Follow these steps to add it to the PATH:
First, on the Window search bar, search for “Environment Variables.” You will find “Edit the System Variable.”
Next, in the “System Properties” window, click on the “Environment Variables” button.
Under “System variables,” find the “Path” variable, select it, and click the “Edit” button.
Click the “New” button and add the path to the Tesseract installation directory, e.g., C:\Program Files\Tesseract-OCR
.
Then, click “OK” to save the changes.
For MacOS and Linux
For macOS and Linux, the installation path may vary. You can typically find Tesseract installed in /usr/bin/tesseract
or /usr/local/bin/tesseract
. To add it to your PATH:
- Open a terminal window.
- Edit your shell profile configuration file (e.g.,
~/.bashrc
,~/.bash_profile
,~/.zshrc
, etc.) using a text editor like nano or vim. - Add the following line at the end of the file, providing the correct path to the Tesseract executable:
-
export PATH="/usr/bin:$PATH" # Replace "/usr/bin" with the correct path if needed.

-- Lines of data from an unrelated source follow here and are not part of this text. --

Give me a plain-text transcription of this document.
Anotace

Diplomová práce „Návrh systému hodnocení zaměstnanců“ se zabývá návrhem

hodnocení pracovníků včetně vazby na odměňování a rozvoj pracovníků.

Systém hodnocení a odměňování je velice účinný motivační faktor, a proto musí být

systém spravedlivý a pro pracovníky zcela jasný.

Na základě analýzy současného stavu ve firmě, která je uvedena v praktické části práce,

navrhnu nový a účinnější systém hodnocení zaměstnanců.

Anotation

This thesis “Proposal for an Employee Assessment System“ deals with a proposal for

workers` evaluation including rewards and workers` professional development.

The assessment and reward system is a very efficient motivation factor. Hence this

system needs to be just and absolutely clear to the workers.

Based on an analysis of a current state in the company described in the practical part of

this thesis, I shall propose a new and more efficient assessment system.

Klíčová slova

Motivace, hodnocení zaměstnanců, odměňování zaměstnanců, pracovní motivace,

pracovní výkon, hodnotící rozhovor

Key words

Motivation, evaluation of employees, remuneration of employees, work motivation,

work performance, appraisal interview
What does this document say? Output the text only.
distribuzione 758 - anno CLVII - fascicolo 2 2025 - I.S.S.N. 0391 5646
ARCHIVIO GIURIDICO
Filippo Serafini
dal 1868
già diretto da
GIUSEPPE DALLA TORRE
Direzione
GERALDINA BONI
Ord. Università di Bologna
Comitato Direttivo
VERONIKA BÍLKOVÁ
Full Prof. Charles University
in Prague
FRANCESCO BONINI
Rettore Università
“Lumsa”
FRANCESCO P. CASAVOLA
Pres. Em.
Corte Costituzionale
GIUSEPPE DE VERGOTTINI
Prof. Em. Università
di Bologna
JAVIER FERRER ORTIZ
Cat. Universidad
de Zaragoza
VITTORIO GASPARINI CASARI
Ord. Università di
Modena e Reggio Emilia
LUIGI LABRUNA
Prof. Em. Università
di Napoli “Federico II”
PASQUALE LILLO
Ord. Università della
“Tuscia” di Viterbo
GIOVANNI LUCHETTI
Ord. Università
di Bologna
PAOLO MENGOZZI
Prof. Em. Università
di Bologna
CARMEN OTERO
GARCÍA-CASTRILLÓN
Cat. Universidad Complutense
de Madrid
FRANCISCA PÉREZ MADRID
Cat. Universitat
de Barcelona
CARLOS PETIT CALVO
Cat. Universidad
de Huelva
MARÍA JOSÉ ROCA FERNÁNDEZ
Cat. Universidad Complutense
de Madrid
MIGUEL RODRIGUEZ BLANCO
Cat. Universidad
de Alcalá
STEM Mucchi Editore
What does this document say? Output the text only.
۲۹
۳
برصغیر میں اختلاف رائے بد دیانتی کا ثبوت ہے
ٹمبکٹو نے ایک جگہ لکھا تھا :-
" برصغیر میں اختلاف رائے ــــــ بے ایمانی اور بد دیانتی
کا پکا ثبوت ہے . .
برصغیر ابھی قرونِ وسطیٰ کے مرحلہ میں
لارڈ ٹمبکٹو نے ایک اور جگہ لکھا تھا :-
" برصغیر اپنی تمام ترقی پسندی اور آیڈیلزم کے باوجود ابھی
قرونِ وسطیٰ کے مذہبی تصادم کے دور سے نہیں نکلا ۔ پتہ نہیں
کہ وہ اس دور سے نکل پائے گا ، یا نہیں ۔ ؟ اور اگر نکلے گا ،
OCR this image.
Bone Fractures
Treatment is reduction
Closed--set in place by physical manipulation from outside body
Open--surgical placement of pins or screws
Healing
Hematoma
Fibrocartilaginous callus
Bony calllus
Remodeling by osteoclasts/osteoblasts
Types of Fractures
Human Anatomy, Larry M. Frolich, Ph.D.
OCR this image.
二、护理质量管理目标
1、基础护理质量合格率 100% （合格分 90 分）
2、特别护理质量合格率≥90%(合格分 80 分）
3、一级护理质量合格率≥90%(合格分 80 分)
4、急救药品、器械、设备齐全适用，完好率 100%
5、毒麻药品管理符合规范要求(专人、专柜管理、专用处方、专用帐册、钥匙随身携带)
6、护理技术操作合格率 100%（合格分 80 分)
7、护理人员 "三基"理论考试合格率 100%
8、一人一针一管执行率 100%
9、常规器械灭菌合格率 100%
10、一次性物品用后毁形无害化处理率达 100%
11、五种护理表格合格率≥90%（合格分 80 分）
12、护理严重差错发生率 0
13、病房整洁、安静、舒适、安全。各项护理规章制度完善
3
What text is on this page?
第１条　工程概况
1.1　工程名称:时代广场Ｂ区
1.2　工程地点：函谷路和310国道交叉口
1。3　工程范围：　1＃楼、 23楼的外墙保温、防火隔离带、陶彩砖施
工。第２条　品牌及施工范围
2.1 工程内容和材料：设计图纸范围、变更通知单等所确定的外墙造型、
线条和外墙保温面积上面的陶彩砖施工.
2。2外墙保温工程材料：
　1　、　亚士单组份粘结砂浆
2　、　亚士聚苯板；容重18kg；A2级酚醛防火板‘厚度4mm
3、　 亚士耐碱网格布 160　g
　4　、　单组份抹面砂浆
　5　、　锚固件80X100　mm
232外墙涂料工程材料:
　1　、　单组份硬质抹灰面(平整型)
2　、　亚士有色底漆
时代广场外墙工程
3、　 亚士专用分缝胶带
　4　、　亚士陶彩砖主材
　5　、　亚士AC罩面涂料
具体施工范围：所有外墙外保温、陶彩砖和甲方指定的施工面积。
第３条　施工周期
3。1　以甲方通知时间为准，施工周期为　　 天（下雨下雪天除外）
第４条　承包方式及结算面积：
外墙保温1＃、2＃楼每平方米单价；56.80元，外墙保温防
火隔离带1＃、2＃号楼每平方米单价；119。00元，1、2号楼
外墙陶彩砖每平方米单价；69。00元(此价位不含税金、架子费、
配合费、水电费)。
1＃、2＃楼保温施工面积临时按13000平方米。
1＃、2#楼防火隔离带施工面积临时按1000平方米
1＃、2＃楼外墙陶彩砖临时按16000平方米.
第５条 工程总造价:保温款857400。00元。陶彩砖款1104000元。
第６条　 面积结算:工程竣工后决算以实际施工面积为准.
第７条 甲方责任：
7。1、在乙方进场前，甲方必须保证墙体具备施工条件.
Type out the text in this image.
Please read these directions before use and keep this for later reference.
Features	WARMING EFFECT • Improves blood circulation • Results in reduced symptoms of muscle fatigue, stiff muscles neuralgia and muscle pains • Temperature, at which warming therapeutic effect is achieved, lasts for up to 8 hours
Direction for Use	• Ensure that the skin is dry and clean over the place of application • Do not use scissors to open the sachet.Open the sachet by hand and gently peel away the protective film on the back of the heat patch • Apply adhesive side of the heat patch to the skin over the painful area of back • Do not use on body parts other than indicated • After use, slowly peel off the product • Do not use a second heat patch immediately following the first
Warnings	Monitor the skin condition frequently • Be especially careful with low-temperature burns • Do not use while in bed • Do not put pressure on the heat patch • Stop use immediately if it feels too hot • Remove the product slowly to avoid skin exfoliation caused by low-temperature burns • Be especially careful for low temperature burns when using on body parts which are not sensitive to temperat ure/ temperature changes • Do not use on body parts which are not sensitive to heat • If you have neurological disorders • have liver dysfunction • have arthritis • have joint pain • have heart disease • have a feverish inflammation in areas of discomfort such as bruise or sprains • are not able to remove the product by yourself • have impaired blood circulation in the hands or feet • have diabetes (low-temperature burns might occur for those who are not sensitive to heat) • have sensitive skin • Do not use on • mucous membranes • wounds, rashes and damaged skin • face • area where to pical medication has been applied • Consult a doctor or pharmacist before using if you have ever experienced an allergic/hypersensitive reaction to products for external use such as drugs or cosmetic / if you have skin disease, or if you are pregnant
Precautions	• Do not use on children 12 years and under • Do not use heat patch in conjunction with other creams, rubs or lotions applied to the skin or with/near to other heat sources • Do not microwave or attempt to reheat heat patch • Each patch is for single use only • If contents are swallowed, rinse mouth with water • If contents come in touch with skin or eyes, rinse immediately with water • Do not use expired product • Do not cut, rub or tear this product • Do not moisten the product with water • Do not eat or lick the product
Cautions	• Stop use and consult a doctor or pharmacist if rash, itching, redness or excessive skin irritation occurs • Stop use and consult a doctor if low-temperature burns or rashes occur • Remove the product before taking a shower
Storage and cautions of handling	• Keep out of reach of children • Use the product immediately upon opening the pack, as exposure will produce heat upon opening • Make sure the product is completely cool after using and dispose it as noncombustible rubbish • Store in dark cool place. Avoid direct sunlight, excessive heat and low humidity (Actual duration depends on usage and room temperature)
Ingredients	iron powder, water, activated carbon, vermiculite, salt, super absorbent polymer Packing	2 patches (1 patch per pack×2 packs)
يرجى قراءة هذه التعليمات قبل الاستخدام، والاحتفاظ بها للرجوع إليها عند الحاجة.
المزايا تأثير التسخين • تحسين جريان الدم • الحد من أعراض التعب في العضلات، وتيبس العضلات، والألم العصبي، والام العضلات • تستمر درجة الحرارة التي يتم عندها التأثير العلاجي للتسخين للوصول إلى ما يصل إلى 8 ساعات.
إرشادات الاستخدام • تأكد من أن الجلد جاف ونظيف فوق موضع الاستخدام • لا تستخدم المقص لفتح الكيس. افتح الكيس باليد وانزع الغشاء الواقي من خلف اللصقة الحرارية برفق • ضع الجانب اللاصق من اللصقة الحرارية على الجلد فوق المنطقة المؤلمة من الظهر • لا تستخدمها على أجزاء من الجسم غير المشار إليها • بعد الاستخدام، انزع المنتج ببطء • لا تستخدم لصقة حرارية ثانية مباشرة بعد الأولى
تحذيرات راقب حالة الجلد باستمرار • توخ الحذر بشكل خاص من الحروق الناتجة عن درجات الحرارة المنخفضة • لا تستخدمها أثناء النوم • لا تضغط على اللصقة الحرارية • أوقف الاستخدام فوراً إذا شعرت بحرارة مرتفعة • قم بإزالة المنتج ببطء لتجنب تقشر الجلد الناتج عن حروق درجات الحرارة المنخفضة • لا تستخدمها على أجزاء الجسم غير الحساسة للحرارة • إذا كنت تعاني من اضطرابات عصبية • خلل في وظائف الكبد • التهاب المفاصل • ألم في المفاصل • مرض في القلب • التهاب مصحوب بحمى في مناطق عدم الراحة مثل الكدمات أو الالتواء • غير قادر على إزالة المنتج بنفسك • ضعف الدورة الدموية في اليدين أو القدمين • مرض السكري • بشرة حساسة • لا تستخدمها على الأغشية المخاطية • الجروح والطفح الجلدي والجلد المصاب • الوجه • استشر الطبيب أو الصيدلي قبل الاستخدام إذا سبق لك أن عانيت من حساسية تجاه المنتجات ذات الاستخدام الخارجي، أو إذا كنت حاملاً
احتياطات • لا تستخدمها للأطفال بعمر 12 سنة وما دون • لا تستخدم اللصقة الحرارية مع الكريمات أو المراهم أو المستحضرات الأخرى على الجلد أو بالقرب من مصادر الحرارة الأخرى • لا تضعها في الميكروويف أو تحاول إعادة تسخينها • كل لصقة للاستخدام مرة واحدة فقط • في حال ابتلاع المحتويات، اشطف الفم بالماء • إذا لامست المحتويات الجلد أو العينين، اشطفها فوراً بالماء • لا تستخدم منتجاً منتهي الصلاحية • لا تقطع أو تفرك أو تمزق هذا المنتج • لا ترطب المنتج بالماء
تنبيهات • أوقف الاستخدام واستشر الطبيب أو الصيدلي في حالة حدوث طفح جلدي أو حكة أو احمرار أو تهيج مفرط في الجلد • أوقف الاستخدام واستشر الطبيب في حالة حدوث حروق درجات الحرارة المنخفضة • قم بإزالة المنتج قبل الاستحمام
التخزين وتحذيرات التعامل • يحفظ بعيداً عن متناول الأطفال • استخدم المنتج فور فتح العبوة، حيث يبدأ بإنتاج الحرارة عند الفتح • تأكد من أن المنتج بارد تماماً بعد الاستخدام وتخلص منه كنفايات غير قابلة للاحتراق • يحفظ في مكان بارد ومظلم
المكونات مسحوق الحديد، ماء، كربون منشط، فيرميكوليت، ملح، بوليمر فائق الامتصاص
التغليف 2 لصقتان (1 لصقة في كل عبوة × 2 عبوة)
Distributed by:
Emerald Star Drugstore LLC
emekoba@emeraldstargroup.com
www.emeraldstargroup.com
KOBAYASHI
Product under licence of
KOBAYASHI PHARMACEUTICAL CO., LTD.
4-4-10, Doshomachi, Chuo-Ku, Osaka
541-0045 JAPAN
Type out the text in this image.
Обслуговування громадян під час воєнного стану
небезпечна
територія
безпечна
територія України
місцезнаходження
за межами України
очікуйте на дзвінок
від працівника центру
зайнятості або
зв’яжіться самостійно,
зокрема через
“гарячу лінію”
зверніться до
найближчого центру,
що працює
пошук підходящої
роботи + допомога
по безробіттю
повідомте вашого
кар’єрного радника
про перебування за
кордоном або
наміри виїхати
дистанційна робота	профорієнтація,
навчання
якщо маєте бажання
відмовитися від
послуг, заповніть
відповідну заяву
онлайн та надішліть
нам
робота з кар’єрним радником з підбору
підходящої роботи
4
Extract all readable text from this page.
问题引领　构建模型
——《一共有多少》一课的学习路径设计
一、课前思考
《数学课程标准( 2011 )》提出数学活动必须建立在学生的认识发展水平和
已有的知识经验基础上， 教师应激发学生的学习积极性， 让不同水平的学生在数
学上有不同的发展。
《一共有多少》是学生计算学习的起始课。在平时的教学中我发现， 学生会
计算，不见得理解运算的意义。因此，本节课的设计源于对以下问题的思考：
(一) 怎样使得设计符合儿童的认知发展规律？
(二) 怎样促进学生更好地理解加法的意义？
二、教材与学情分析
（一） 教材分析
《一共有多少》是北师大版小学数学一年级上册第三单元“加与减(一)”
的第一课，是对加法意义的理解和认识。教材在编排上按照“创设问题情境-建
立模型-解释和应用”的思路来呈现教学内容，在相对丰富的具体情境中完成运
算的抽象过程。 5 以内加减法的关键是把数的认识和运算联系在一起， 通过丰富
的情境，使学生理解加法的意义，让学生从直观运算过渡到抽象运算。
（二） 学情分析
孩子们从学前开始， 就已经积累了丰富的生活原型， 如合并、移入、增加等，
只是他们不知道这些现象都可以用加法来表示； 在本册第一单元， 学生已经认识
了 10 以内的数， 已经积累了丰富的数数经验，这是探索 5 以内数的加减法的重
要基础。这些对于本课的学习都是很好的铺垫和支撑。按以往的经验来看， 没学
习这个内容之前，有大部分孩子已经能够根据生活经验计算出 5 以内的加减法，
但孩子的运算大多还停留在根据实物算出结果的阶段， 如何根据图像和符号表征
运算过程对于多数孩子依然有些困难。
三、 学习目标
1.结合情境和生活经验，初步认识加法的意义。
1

- Save the file and close the text editor.
- Run the command
source ~/.bashrc
, or the respective profile file you edited, to apply the changes to your current terminal session.
You should see the Tesseract version information if the installation was successful.
Now, you can check from the following command if pytesseract
is working or not.
Check PIP Installations
Open a terminal or command prompt and enter the following command:
pip show pytesseract
For Conda (Anaconda/Miniconda) installations, pen a terminal or Anaconda prompt and enter the following command
conda list pytesseract
If Pytesseract is installed through Conda, the command will list the package details. If it’s not installed, you will see a message saying that the package is not found.
Advantages to Python Tesseract
Tesseract has a number of benefits. Tesseract is a popular tool with strong community support. Pytesseract is updated frequently to ensure compatibility with the most recent Python versions as well as different versions of other libraries. This release also includes a Pytesseract operating principle change.
You can use several page segmentation modes (PSMs) to guide you when scanning documents or images in the direction you wish to extract text from.
Tesseract may also be used to identify text angles, which is beneficial in a variety of scenarios. Pytesserect has different configurable options like language setting, configuration options that help you for perfectly extracting desired text from images.